Tom's Hardware Italia
Windows

Ricarica wireless in auto, Nokia Lumia con una marcia in più

Il Wireless Power Consortium ha definito alcune linee guida per la creazione di accessori conformi allo standard Qi per il mondo automobilistico. In futuro le basi di ricarica potrebbero essere dispositivi molto diffusi rispetto a quanto non lo siano ora, grazie a nuovi prodotti compatibili che dovrebbero debuttare sul mercato nel prossimo futuro.

Il Wireless Power Consortium ha definito alcun linee guida per la creazione di accessori in grado di ricaricare telefoni tramite la trasmissione di energia senza fili. Si tratta di prodotti rivolti al mercato automobilistico e compatibili con lo standard Qi, già usato ad esempio da alcune aziende come Nokia nei suoi recenti smartphone Lumia 920 e 820.

Nokia Lumia 920

Lo scopo è aiutare i progettisti di questi accessori a ridurre le interferenze – con dispositivi come le autoradio – e le emissioni radio dannose, per garantire alti standard di sicurezza ai consumatori.
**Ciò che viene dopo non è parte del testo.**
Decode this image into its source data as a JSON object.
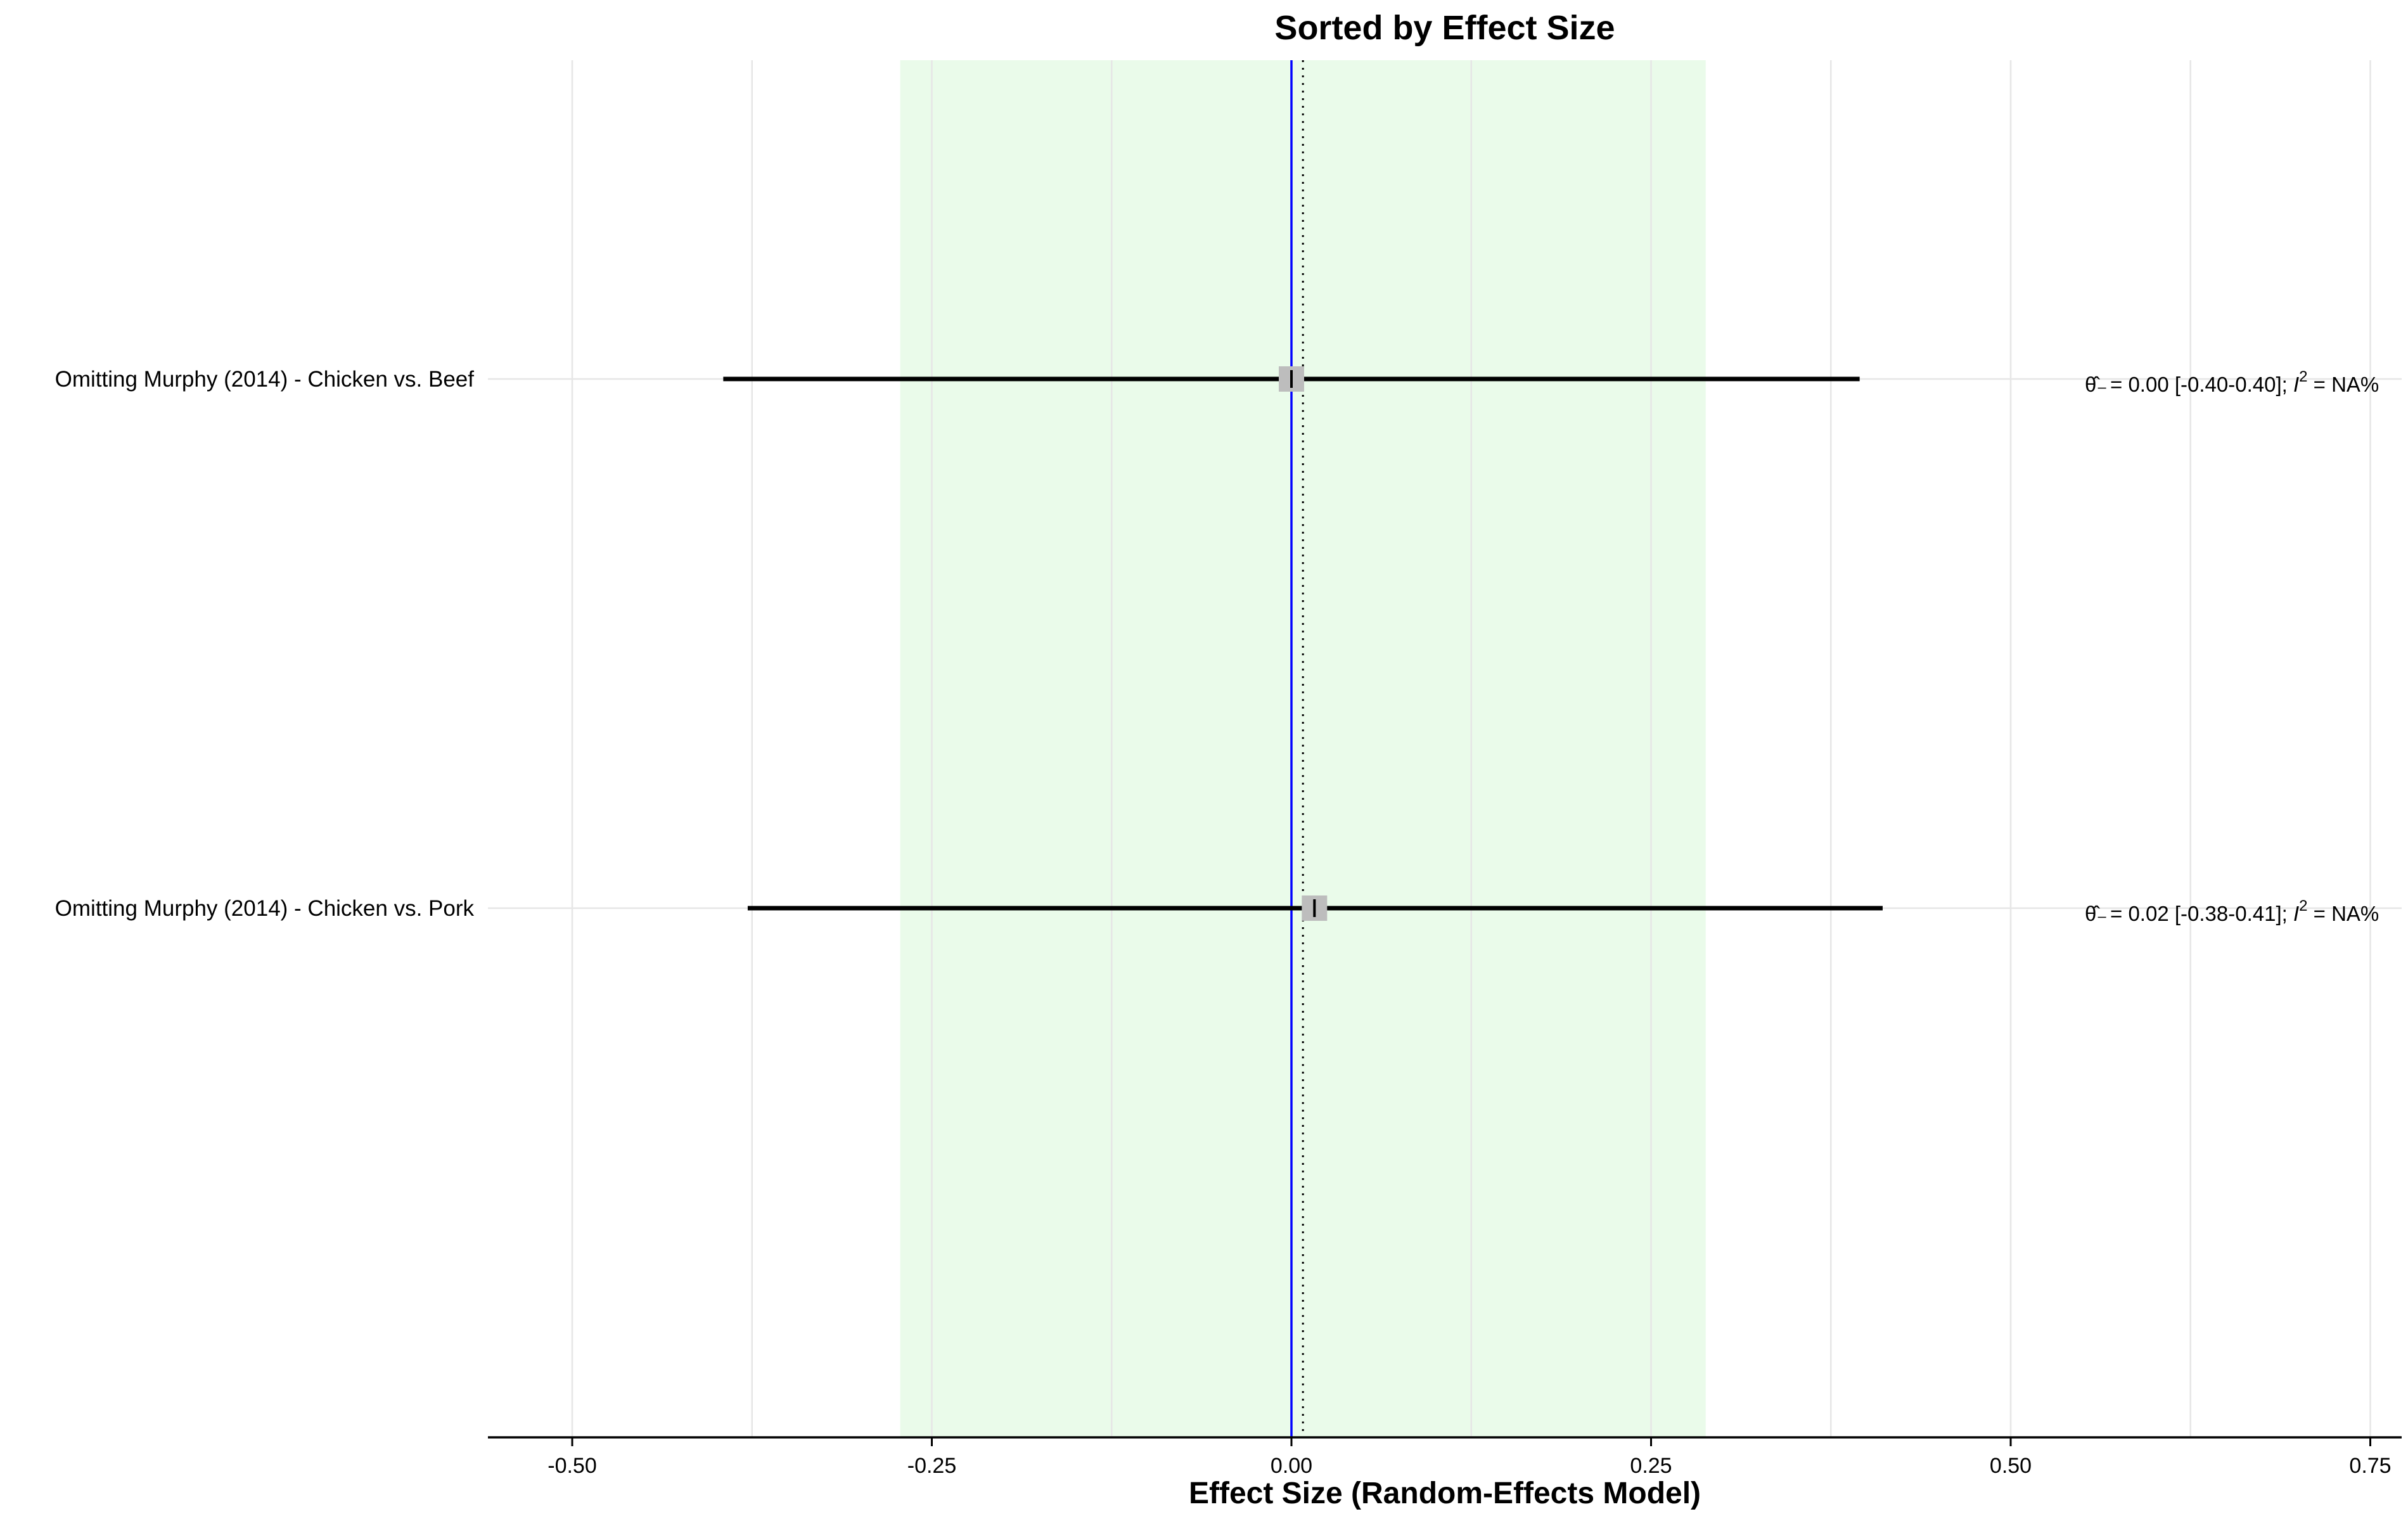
{
  "chart_data": {
    "type": "forest",
    "title": "Sorted by Effect Size",
    "xlabel": "Effect Size (Random-Effects Model)",
    "xlim": [
      -0.55,
      0.77
    ],
    "xticks": [
      -0.5,
      -0.25,
      0.0,
      0.25,
      0.5,
      0.75
    ],
    "xtick_labels": [
      "-0.50",
      "-0.25",
      "0.00",
      "0.25",
      "0.50",
      "0.75"
    ],
    "minor_gridlines": [
      -0.375,
      -0.125,
      0.125,
      0.375,
      0.625
    ],
    "shaded_interval": [
      -0.272,
      0.288
    ],
    "reference_lines": [
      {
        "value": 0.0,
        "style": "solid",
        "color": "#0000ff"
      },
      {
        "value": 0.008,
        "style": "dotted",
        "color": "#000000"
      }
    ],
    "rows": [
      {
        "label": "Omitting Murphy (2014) - Chicken vs. Beef",
        "estimate": 0.0,
        "ci_low": -0.395,
        "ci_high": 0.395,
        "annotation": {
          "lead": " = 0.00 [-0.40-0.40]; ",
          "i2": "I",
          "sup": "2",
          "tail": " = NA%"
        }
      },
      {
        "label": "Omitting Murphy (2014) - Chicken vs. Pork",
        "estimate": 0.016,
        "ci_low": -0.378,
        "ci_high": 0.411,
        "annotation": {
          "lead": " = 0.02 [-0.38-0.41]; ",
          "i2": "I",
          "sup": "2",
          "tail": " = NA%"
        }
      }
    ],
    "colors": {
      "shade": "#eafbea",
      "grid": "#e6e6e6",
      "ci_line": "#000000",
      "point": "#bdbdbd",
      "zero_line": "#0000ff"
    }
  }
}
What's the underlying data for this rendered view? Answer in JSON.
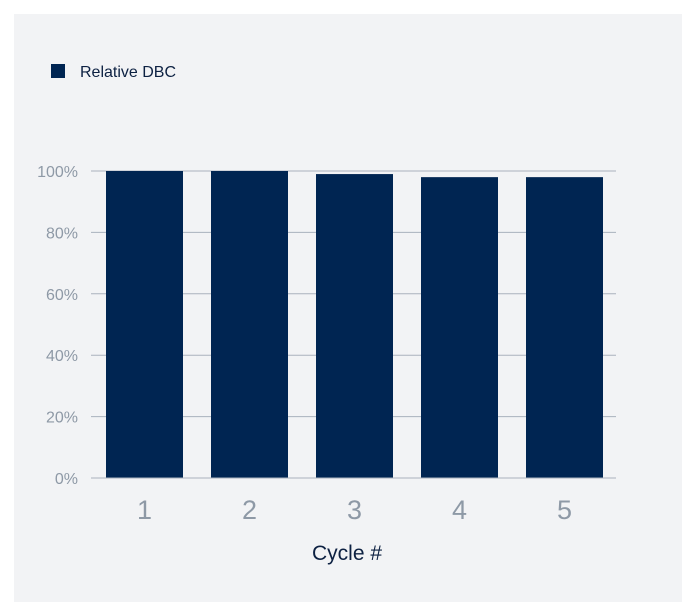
{
  "colors": {
    "bar": "#002552",
    "grid": "#a9b2bd",
    "tick_text": "#8e99a6",
    "label_text": "#0d2142"
  },
  "chart_data": {
    "type": "bar",
    "categories": [
      "1",
      "2",
      "3",
      "4",
      "5"
    ],
    "series": [
      {
        "name": "Relative DBC",
        "values": [
          100,
          100,
          99,
          98,
          98
        ]
      }
    ],
    "xlabel": "Cycle #",
    "ylabel": "",
    "ylim": [
      0,
      100
    ],
    "yticks": [
      0,
      20,
      40,
      60,
      80,
      100
    ],
    "ytick_labels": [
      "0%",
      "20%",
      "40%",
      "60%",
      "80%",
      "100%"
    ],
    "grid": true,
    "legend": "top-left"
  }
}
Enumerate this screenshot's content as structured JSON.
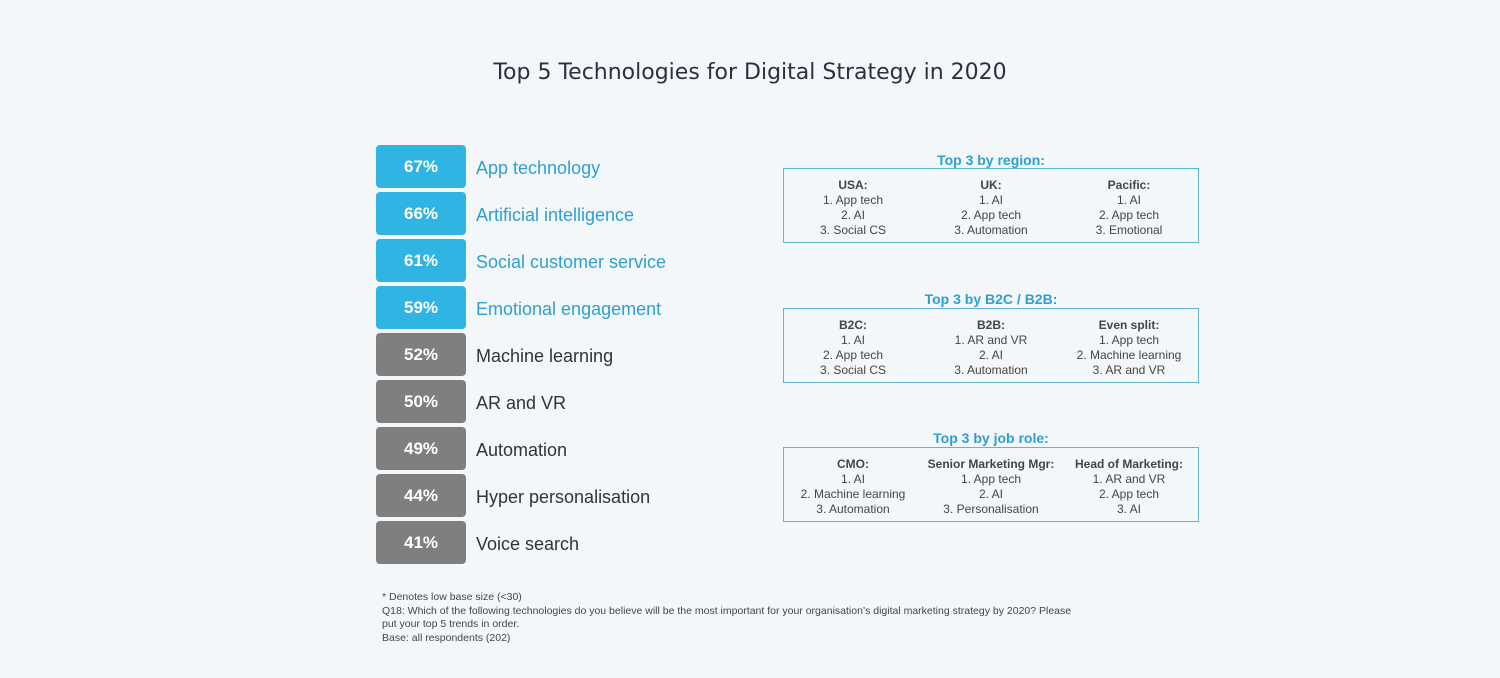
{
  "title": "Top 5 Technologies for Digital Strategy in 2020",
  "colors": {
    "highlight": "#2fb4e4",
    "other": "#7f7f7f",
    "highlight_text": "#2e9fd0",
    "other_text": "#333333",
    "panel_border": "#5eb6d3",
    "panel_title": "#2e9fd0"
  },
  "chart_data": {
    "type": "bar",
    "title": "Top 5 Technologies for Digital Strategy in 2020",
    "unit": "%",
    "categories": [
      "App technology",
      "Artificial intelligence",
      "Social customer service",
      "Emotional engagement",
      "Machine learning",
      "AR and VR",
      "Automation",
      "Hyper personalisation",
      "Voice search"
    ],
    "values": [
      67,
      66,
      61,
      59,
      52,
      50,
      49,
      44,
      41
    ],
    "value_labels": [
      "67%",
      "66%",
      "61%",
      "59%",
      "52%",
      "50%",
      "49%",
      "44%",
      "41%"
    ],
    "highlighted": [
      true,
      true,
      true,
      true,
      false,
      false,
      false,
      false,
      false
    ]
  },
  "panels": [
    {
      "title": "Top 3 by region:",
      "columns": [
        {
          "heading": "USA:",
          "items": [
            "1.   App tech",
            "2.   AI",
            "3.   Social CS"
          ]
        },
        {
          "heading": "UK:",
          "items": [
            "1.   AI",
            "2.   App tech",
            "3.   Automation"
          ]
        },
        {
          "heading": "Pacific:",
          "items": [
            "1.   AI",
            "2.   App tech",
            "3.   Emotional"
          ]
        }
      ]
    },
    {
      "title": "Top 3 by B2C / B2B:",
      "columns": [
        {
          "heading": "B2C:",
          "items": [
            "1.   AI",
            "2.   App tech",
            "3.   Social CS"
          ]
        },
        {
          "heading": "B2B:",
          "items": [
            "1.   AR and VR",
            "2.   AI",
            "3.   Automation"
          ]
        },
        {
          "heading": "Even split:",
          "items": [
            "1.   App tech",
            "2.   Machine learning",
            "3.   AR and VR"
          ]
        }
      ]
    },
    {
      "title": "Top 3 by job role:",
      "columns": [
        {
          "heading": "CMO:",
          "items": [
            "1.   AI",
            "2.   Machine learning",
            "3.   Automation"
          ]
        },
        {
          "heading": "Senior Marketing Mgr:",
          "items": [
            "1.   App tech",
            "2.   AI",
            "3.   Personalisation"
          ]
        },
        {
          "heading": "Head of Marketing:",
          "items": [
            "1.   AR and VR",
            "2.   App tech",
            "3.   AI"
          ]
        }
      ]
    }
  ],
  "footnotes": [
    "* Denotes low base size (<30)",
    "Q18: Which of the following technologies do you believe will be the most important for your organisation’s digital marketing strategy by 2020? Please put your top 5 trends in order.",
    "Base: all respondents (202)"
  ]
}
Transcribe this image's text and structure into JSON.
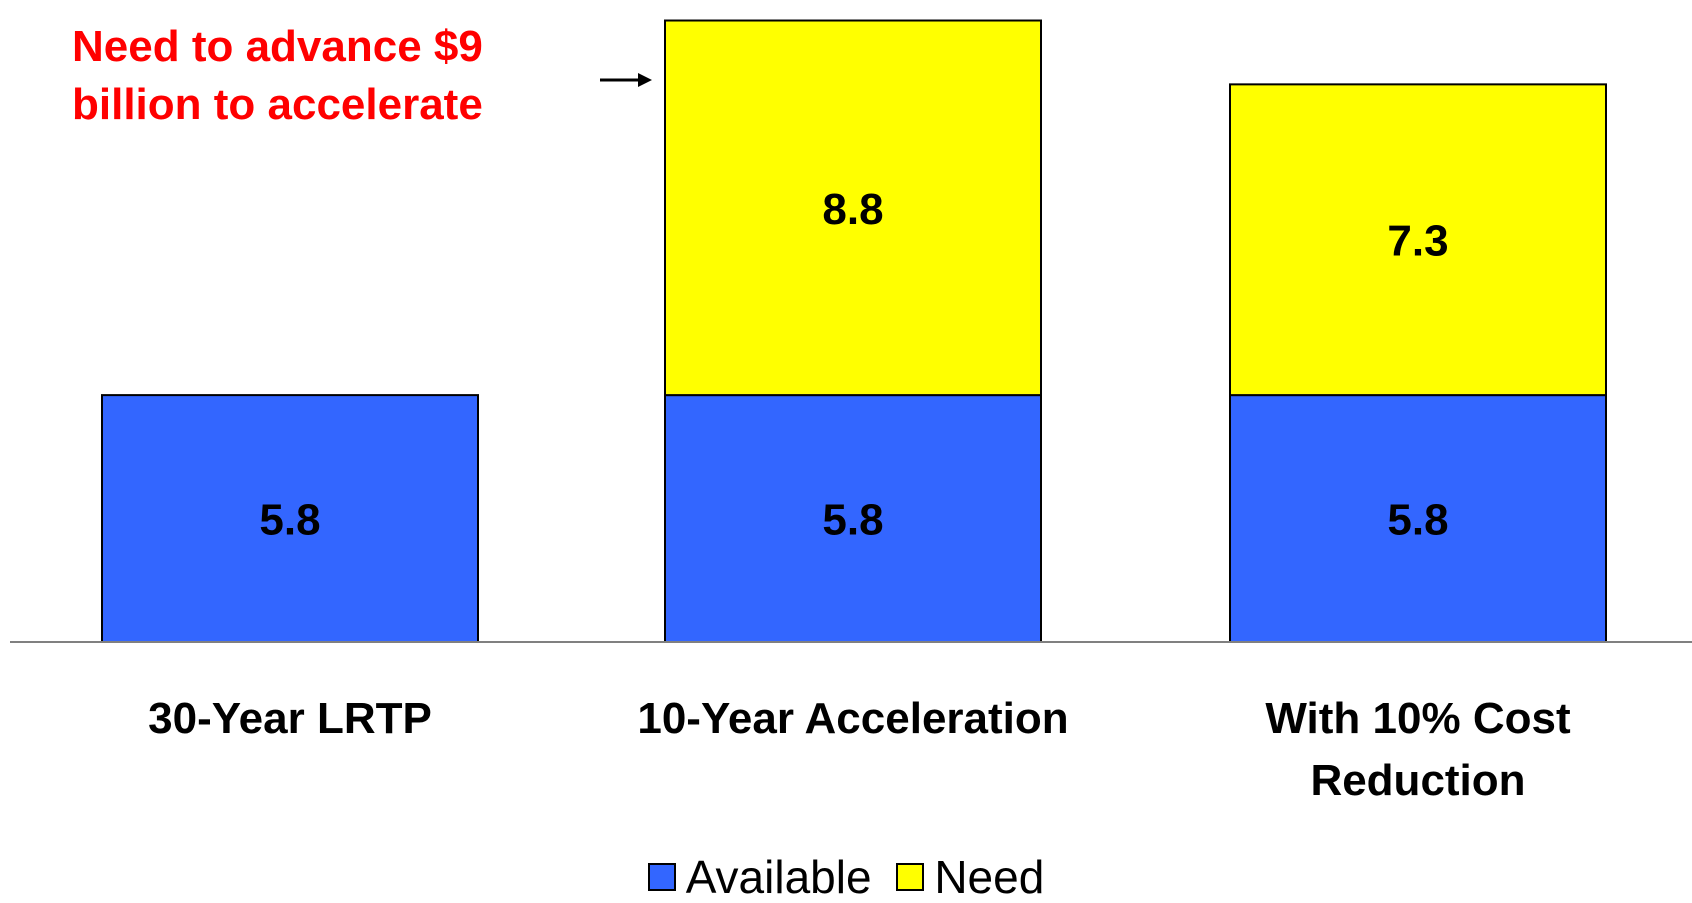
{
  "chart_data": {
    "type": "bar",
    "stacked": true,
    "title": "",
    "xlabel": "",
    "ylabel": "",
    "ylim": [
      0,
      14.8
    ],
    "grid": false,
    "legend_position": "bottom",
    "categories": [
      "30-Year LRTP",
      "10-Year Acceleration",
      "With 10% Cost Reduction"
    ],
    "series": [
      {
        "name": "Available",
        "color": "#3366ff",
        "values": [
          5.8,
          5.8,
          5.8
        ]
      },
      {
        "name": "Need",
        "color": "#ffff00",
        "values": [
          null,
          8.8,
          7.3
        ]
      }
    ],
    "data_labels": [
      [
        "5.8",
        "5.8",
        "5.8"
      ],
      [
        "",
        "8.8",
        "7.3"
      ]
    ],
    "annotation": {
      "text": "Need to advance $9 billion to accelerate",
      "color": "#ff0000",
      "target_category": "10-Year Acceleration"
    }
  }
}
I caricatori wireless oggetto di queste direttive sono modelli da 5 watt o meno e da 5/19 volt.

Secondo il documento pubblicato, l'ideale sarebbe se su ogni veicolo ci fosse un sistema per bloccare il prodotto che si vuole ricaricare in una determinata posizione. Così si eviterebbe lo spostamento dalla base di ricarica a causa delle vibrazioni del veicolo, delle buche della strada e della forza centrifuga che agisce sull'automobile durante le curve. Questo sistema di blocco dovrebbe essere almeno a 10 cm di distanza dal trasmettitore della ricarica.

Il Consorzio afferma che la ricarica dovrebbe iniziare almeno un secondo dopo l'accensione del motore, per evitare di creare interferenza con l'autenticazione elettronica della chiave. Inoltre, l'alimentazione della base di ricarica dovrebbe avvenire tramite un connettore dedicato e non attraverso lo spinotto degli accendisigari.

Vedremo mai una base di ricarica wireless a bordo di un'auto sportiva?

Attendiamo che nel settore tecnologico facciano capolino nuovi prodotti – come smartphone o tablet – in grado di sfruttare questa tecnologia per la ricarica. Inoltre crediamo che i dispositivi a cui si rivolgono queste linee guida potrebbero essere utili per ridurre il fastidio causato dalla presenza di cavi in tutti gli ambienti piccoli dove la mobilità è limitata, non solo nelle automobili. In futuro vi piacerebbe avere una di queste basi di ricarica sul cruscotto della vostra auto?